Concurring in Part and Dissenting in Part.
While the majority opinion goes to great lengths to point out the distinction between knowing receipt and knowing possession . of child pornography, and that proof of the latter is not enough to satisfy the former, I suggest that the only proof adduced by the Government here is of the latter. There is simply no non-speculative evidence that would tend to show, let alone prove beyond a reasonable doubt, that Miller received the eleven images — out of the 1200-1400 total on the zip disk — knowing that they were child pornography. Perhaps there is enough from which the jury could infer his knowing possession — because the images were on a password-protected zip disk that he acknowledged was his. However, without any evidence whatsoever that would point to how he accessed or obtained the child pornography images, let alone any evidence tending to show that he was or should have been aware of what they were at the time he took possession of them, I suggest that a jury could not properly find knowing receipt.
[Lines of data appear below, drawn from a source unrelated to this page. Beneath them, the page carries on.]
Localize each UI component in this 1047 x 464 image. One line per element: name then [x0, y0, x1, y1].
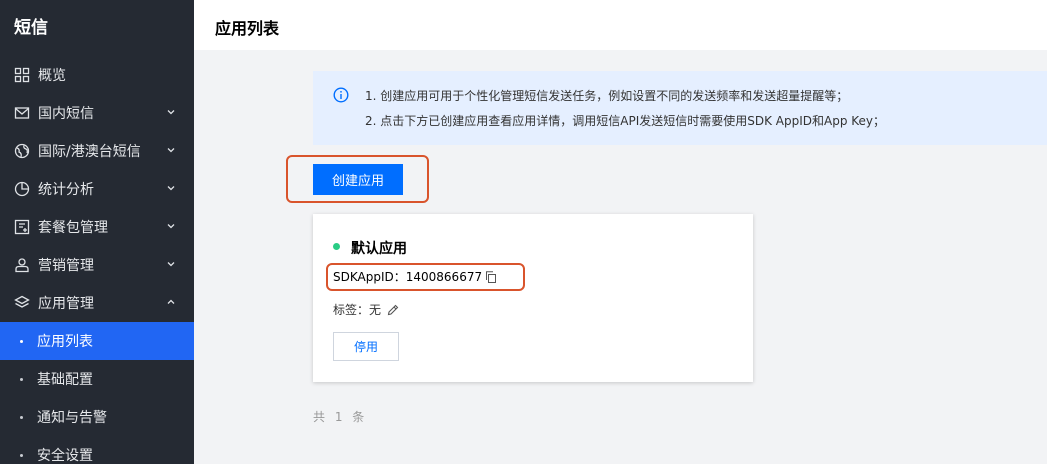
- chevron-down-icon: [167, 186, 175, 191]
- bullet-dot: [20, 340, 23, 343]
- disable-button[interactable]: 停用: [333, 332, 399, 361]
- sidebar: 短信 概览 国内短信 国际/港澳台短信 统计分析 套餐包管理 营销管理 应用管理…: [0, 0, 194, 464]
- sidebar-item-intl-sms[interactable]: 国际/港澳台短信: [0, 132, 194, 170]
- total-count: 共 1 条: [313, 410, 368, 424]
- sidebar-item-basic-config[interactable]: 基础配置: [0, 360, 194, 398]
- status-indicator: [333, 243, 340, 250]
- sidebar-item-app-list[interactable]: 应用列表: [0, 322, 194, 360]
- sidebar-item-security[interactable]: 安全设置: [0, 436, 194, 464]
- sidebar-item-app-management[interactable]: 应用管理: [0, 284, 194, 322]
- sidebar-item-package[interactable]: 套餐包管理: [0, 208, 194, 246]
- create-app-button[interactable]: 创建应用: [313, 164, 403, 195]
- chevron-down-icon: [167, 224, 175, 229]
- page-header: 应用列表: [194, 0, 1047, 50]
- pie-chart-icon: [14, 181, 30, 197]
- sidebar-item-label: 应用管理: [38, 296, 94, 312]
- sidebar-item-label: 基础配置: [37, 372, 93, 388]
- sidebar-item-label: 套餐包管理: [38, 220, 108, 236]
- bullet-dot: [20, 454, 23, 457]
- tag-label: 标签：: [333, 303, 370, 317]
- info-text-line-1: 1. 创建应用可用于个性化管理短信发送任务，例如设置不同的发送频率和发送超量提醒…: [365, 89, 849, 103]
- globe-icon: [14, 143, 30, 159]
- sidebar-item-label: 统计分析: [38, 182, 94, 198]
- sdk-appid-highlight: [326, 263, 525, 291]
- chevron-down-icon: [167, 148, 175, 153]
- info-icon: [333, 87, 349, 103]
- bullet-dot: [20, 416, 23, 419]
- sidebar-item-label: 国内短信: [38, 106, 94, 122]
- package-icon: [14, 219, 30, 235]
- info-banner: 1. 创建应用可用于个性化管理短信发送任务，例如设置不同的发送频率和发送超量提醒…: [313, 71, 1047, 145]
- user-icon: [14, 257, 30, 273]
- chevron-down-icon: [167, 262, 175, 267]
- sidebar-item-label: 安全设置: [37, 448, 93, 464]
- sidebar-item-notifications[interactable]: 通知与告警: [0, 398, 194, 436]
- chevron-up-icon: [167, 299, 175, 304]
- sidebar-item-statistics[interactable]: 统计分析: [0, 170, 194, 208]
- layers-icon: [14, 295, 30, 311]
- edit-pencil-icon[interactable]: [387, 304, 399, 316]
- sidebar-item-label: 应用列表: [37, 334, 93, 350]
- sidebar-title: 短信: [14, 18, 48, 38]
- sidebar-item-label: 概览: [38, 68, 66, 84]
- tag-value: 无: [369, 303, 382, 317]
- mail-icon: [14, 105, 30, 121]
- sidebar-item-label: 国际/港澳台短信: [38, 144, 141, 160]
- chevron-down-icon: [167, 110, 175, 115]
- sidebar-item-label: 通知与告警: [37, 410, 107, 426]
- sidebar-item-marketing[interactable]: 营销管理: [0, 246, 194, 284]
- app-name[interactable]: 默认应用: [351, 238, 407, 258]
- sidebar-item-overview[interactable]: 概览: [0, 56, 194, 94]
- app-card[interactable]: 默认应用 SDKAppID： 1400866677 标签： 无 停用: [313, 214, 753, 382]
- page-title: 应用列表: [215, 19, 280, 38]
- tag-row: 标签： 无: [333, 301, 399, 318]
- bullet-dot: [20, 378, 23, 381]
- sidebar-item-domestic-sms[interactable]: 国内短信: [0, 94, 194, 132]
- info-text-line-2: 2. 点击下方已创建应用查看应用详情，调用短信API发送短信时需要使用SDK A…: [365, 114, 886, 128]
- sidebar-item-label: 营销管理: [38, 258, 94, 274]
- grid-icon: [14, 67, 30, 83]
Knowing receipt is a much more serious crime than knowing possession. Generally, it carries with it a five-year minimum sentence and a twenty-year maximum, while knowing possession has no statutory minimum and the maximum sentence is ten years. See 18 U.S.C. § 2252A(b). Inferring “knowing receipt” from (a) the *82presence of the images on the zip disk, and (b) the differing “copied” dates requires too great a leap. When combined with the burden of proof beyond a reasonable doubt, it strains credulity.
There were at least 1200 images on the zip disk and the Government only characterized twenty-less than 2% — of them as child pornography.1 Thirteen of the twenty images were created on October 13, 2002, one on October 29, 2002, five on December 17, 2002, and one on December 20, 2002. It should be noted that the thirteen copied on October 13 were among 586 image files copied to the zip disk over a seven-hour period, at intervals suggesting they were copied automatically. (The record before us does not indicate how many total images were copied on the three dates other than October 13.) Further, the District Court determined that only eleven of the twenty images put forth by the Government — less than 1% of all of the images on the zip disk — constituted child pornography.
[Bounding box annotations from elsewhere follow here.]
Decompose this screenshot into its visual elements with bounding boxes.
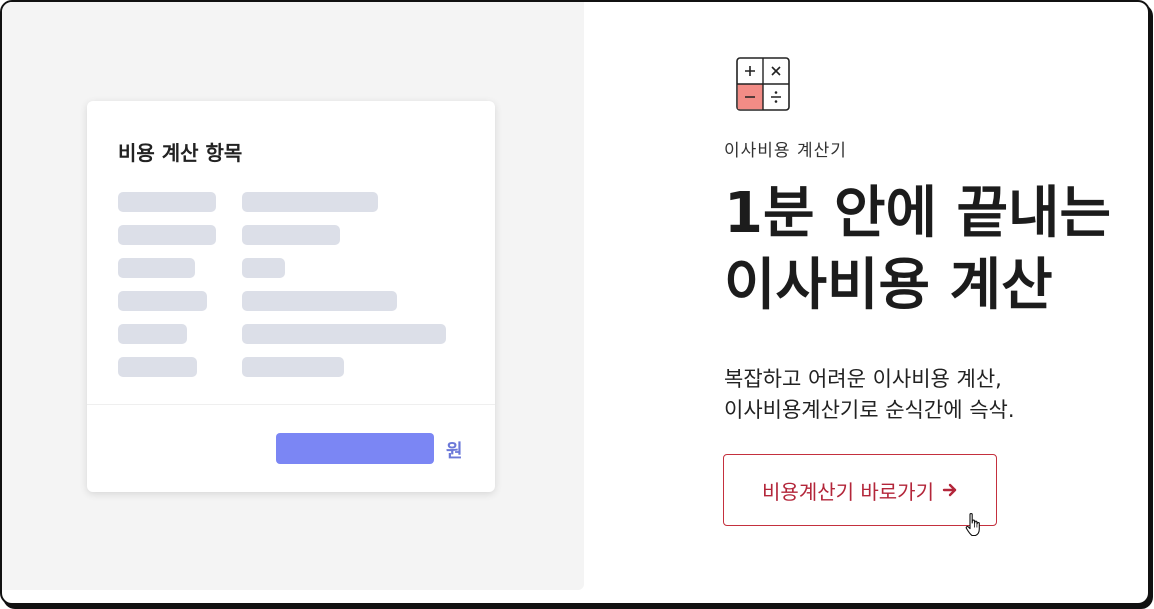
calculator-link-button[interactable]: 비용계산기 바로가기 bbox=[723, 454, 997, 526]
app-frame: 비용 계산 항목 원 이사비용 계산기 1분 안에 끝내는 이사비용 계산 복잡… bbox=[0, 0, 1150, 605]
arrow-right-icon bbox=[942, 483, 957, 497]
skeleton-label bbox=[118, 192, 216, 212]
skeleton-label bbox=[118, 225, 216, 245]
skeleton-label bbox=[118, 324, 187, 344]
skeleton-label bbox=[118, 258, 195, 278]
eyebrow-text: 이사비용 계산기 bbox=[724, 141, 847, 161]
currency-unit: 원 bbox=[446, 441, 463, 462]
description: 복잡하고 어려운 이사비용 계산, 이사비용계산기로 순식간에 슥삭. bbox=[724, 364, 1015, 426]
skeleton-value bbox=[242, 225, 340, 245]
skeleton-value bbox=[242, 291, 397, 311]
card-divider bbox=[87, 404, 495, 405]
skeleton-value bbox=[242, 258, 285, 278]
skeleton-value bbox=[242, 192, 378, 212]
card-title: 비용 계산 항목 bbox=[118, 141, 243, 165]
calculator-link-label: 비용계산기 바로가기 bbox=[762, 479, 934, 504]
cost-card: 비용 계산 항목 원 bbox=[87, 101, 495, 492]
skeleton-label bbox=[118, 357, 197, 377]
preview-panel: 비용 계산 항목 원 bbox=[2, 2, 584, 590]
description-line-1: 복잡하고 어려운 이사비용 계산, bbox=[724, 367, 1002, 391]
headline: 1분 안에 끝내는 이사비용 계산 bbox=[724, 178, 1111, 322]
description-line-2: 이사비용계산기로 순식간에 슥삭. bbox=[724, 398, 1015, 422]
total-amount-bar bbox=[276, 433, 434, 464]
skeleton-label bbox=[118, 291, 207, 311]
hand-pointer-icon bbox=[965, 512, 980, 537]
calculator-icon bbox=[736, 57, 790, 111]
headline-line-1: 1분 안에 끝내는 bbox=[724, 181, 1112, 246]
headline-line-2: 이사비용 계산 bbox=[724, 253, 1053, 318]
skeleton-value bbox=[242, 357, 344, 377]
skeleton-value bbox=[242, 324, 446, 344]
Given the amazing capabilities of technology to trace and find, backtrack and connect, so as to prove the source and path of computer-generated and-transmitted data, the sheer inability of the Government to posit a non-speculative explanation as to how these images came to be on the zip disk, let alone prove they were “knowingly received” by Miller is, to me, striking.
I would REVERSE the jury verdict as to knowing receipt and REMAND for re-sentencing on the possession charge.2
. The Government’s expert did not even know the total number of images on the zip disk, testifying that there were between 1200 and 1400. The defendant's expert testified that there were 1373.
. I do agree with the majority that the perjury enhancement was improperly applied and that the knowing possession of child pornography is a lesser-included offense of the knowing receipt of child pornography.